Presuming that an affidavit based on a lay description is inadequate, as defendant seems to urge, is impossible to square with U.S. v. Battershell's holding that `[a]ny rational adult person can recognize sexually explicit conduct engaged in by children under the age of 16 when he sees it’ and that `we have accepted, for purposes of an affidavit in support of a search warrant, the conclusory age estimates made by civilians and other untrained lay witnesses without demanding a detailed explanation of how the witnesses reached that conclusion.’ U.S. v. Battershell, supra (quoting U.S. v. Hurt, 808 F.2d 707 (U.S. Court of Appeals for the 9th Circuit 1987)).

It would also cripple investigatory efforts in cases like this one, where the images were discovered by a private individual on a hard drive. Law enforcement would be forced to try to repeat exactly the private search, a course of action fraught with its own potential constitutional pitfalls, as evidenced by the fact that there is presently a circuit split about how far reconstructed searches of hard drives and computers can go. Compare U.S. v. Lichtenberger, 786 F.3d 478 (U.S. Court of Appeals for the 6th Circuit 2015)(holding that police officer exceeded scope of private search where there was no `virtual certainty’ that the files he viewed were the same ones the private individual previously viewed on the same computer) with Rann v. Atchison, 689 F.3d 832 (U.S. Court of Appeals for the 7th Circuit 2012) (permitting police to view images on digital media device where private individual had previously viewed other images on same device) and U.S. v. Runyan, 275 F.3d 449, 464-65 (U.S. Court of Appeals for the 5th Circuit 2001) (holding that the police do not exceed private search where they examine more files on a drive than the private searcher did).
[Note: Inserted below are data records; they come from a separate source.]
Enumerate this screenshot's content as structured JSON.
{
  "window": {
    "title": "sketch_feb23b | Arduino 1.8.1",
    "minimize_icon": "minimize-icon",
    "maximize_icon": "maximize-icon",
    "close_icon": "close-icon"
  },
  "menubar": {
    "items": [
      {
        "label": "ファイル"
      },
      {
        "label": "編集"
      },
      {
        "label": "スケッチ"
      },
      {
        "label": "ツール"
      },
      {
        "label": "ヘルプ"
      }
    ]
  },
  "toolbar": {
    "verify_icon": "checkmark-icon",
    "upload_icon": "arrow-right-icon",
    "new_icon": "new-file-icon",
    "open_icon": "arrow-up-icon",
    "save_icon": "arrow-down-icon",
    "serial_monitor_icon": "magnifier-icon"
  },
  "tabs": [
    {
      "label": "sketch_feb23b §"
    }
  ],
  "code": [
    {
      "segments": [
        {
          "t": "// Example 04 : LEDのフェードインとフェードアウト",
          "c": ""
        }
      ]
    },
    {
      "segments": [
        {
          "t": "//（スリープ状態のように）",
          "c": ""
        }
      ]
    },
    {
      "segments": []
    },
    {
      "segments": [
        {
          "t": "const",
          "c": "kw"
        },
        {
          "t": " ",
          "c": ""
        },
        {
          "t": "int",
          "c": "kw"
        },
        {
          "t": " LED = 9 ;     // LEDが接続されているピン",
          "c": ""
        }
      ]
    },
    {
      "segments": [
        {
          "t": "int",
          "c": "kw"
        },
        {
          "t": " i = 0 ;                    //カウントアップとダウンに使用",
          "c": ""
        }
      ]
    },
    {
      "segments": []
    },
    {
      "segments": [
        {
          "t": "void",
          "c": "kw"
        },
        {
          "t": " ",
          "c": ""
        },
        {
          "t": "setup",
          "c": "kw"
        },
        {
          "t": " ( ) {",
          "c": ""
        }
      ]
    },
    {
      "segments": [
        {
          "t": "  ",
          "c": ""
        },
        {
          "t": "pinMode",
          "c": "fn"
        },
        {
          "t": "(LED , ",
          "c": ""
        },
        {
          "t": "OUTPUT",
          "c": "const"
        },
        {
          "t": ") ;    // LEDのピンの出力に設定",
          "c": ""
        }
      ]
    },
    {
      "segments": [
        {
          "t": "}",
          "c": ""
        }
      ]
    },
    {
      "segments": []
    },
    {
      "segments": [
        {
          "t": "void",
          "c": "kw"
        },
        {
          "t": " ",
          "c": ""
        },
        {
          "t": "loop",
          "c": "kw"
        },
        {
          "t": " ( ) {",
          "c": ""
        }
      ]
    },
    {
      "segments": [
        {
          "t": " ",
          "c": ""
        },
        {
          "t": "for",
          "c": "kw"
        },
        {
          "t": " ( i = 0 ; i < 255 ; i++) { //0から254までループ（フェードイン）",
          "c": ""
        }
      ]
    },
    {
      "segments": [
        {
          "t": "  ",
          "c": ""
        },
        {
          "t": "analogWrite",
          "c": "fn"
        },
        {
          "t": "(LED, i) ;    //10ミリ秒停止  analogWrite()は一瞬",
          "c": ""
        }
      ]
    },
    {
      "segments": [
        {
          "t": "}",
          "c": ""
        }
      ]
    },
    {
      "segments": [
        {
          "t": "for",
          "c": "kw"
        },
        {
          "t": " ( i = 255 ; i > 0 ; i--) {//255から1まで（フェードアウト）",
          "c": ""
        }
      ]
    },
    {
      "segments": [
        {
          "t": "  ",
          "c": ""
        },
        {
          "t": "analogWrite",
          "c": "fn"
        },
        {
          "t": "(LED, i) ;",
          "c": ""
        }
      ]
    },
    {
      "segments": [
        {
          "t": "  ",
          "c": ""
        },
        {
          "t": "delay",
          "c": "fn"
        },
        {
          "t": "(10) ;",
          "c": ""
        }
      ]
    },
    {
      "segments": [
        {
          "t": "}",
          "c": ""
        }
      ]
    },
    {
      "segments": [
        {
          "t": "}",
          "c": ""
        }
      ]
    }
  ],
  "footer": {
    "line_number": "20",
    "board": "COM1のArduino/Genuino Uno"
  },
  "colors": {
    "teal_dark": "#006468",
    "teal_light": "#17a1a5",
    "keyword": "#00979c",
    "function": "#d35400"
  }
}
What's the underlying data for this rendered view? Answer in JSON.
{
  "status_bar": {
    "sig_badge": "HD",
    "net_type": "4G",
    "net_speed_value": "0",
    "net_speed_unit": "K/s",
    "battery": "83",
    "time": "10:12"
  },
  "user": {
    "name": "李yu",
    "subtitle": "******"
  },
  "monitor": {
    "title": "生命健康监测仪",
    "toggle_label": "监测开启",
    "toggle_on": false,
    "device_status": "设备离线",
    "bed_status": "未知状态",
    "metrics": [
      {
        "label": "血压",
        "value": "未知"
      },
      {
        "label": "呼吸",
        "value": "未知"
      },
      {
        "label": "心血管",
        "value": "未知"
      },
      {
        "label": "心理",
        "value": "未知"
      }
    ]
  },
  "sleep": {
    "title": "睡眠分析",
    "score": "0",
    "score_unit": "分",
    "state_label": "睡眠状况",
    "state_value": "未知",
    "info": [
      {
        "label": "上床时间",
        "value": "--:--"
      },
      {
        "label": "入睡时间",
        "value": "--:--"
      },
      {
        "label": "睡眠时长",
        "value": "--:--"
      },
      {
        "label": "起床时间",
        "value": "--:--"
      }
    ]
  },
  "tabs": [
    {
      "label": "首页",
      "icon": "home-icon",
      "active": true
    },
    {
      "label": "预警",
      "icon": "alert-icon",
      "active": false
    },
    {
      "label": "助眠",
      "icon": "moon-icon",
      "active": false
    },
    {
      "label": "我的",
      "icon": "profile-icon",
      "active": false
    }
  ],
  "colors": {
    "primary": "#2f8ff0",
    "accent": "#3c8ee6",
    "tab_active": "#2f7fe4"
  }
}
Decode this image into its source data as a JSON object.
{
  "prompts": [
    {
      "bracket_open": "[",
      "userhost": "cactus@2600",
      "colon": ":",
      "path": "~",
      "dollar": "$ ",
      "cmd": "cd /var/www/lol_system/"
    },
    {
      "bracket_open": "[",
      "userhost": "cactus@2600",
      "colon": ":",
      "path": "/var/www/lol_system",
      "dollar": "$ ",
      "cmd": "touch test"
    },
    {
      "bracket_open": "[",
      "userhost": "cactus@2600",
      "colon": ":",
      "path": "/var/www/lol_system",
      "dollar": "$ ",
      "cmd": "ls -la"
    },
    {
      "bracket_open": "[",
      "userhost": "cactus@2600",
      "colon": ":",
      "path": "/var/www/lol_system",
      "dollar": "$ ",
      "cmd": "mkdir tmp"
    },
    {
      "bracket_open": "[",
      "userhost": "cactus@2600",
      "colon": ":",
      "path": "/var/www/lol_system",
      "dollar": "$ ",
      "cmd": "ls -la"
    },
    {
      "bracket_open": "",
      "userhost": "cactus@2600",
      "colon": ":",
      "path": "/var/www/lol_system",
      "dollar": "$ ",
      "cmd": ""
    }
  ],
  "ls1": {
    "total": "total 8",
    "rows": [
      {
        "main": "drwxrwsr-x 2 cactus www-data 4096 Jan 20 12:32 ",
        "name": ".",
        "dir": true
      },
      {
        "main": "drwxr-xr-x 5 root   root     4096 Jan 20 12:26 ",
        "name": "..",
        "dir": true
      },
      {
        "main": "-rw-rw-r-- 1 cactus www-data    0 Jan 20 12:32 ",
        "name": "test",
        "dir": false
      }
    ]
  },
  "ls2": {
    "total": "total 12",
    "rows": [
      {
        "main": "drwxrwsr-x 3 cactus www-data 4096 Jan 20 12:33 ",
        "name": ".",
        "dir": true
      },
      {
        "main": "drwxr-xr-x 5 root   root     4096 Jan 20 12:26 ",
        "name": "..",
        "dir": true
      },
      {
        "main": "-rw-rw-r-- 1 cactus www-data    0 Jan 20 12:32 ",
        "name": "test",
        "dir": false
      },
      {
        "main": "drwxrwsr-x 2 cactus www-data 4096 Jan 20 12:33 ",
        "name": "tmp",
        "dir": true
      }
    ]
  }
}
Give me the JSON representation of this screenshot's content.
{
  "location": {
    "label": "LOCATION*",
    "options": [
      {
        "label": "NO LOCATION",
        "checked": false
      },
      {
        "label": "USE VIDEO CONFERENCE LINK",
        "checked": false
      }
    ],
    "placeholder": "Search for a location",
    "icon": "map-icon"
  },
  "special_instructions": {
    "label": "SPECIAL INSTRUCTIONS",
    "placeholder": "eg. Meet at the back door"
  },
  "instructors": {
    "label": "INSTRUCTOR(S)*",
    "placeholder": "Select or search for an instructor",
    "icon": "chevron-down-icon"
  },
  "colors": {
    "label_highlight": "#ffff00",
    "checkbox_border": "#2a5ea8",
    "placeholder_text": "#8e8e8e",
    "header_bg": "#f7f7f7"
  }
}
Consequently, the Court will not disturb the state court judge's issuance of the two warrants in this case. Additionally, the Court finds that excluding the fruits of the searches conducted pursuant to the warrants would not be appropriate, since the good faith exception would apply even if the affidavits did not make out a showing of probable cause.
U.S. v. Smith, supra.

The judge therefore denied Smith’s motion to suppress.  U.S. v. Smith, supra.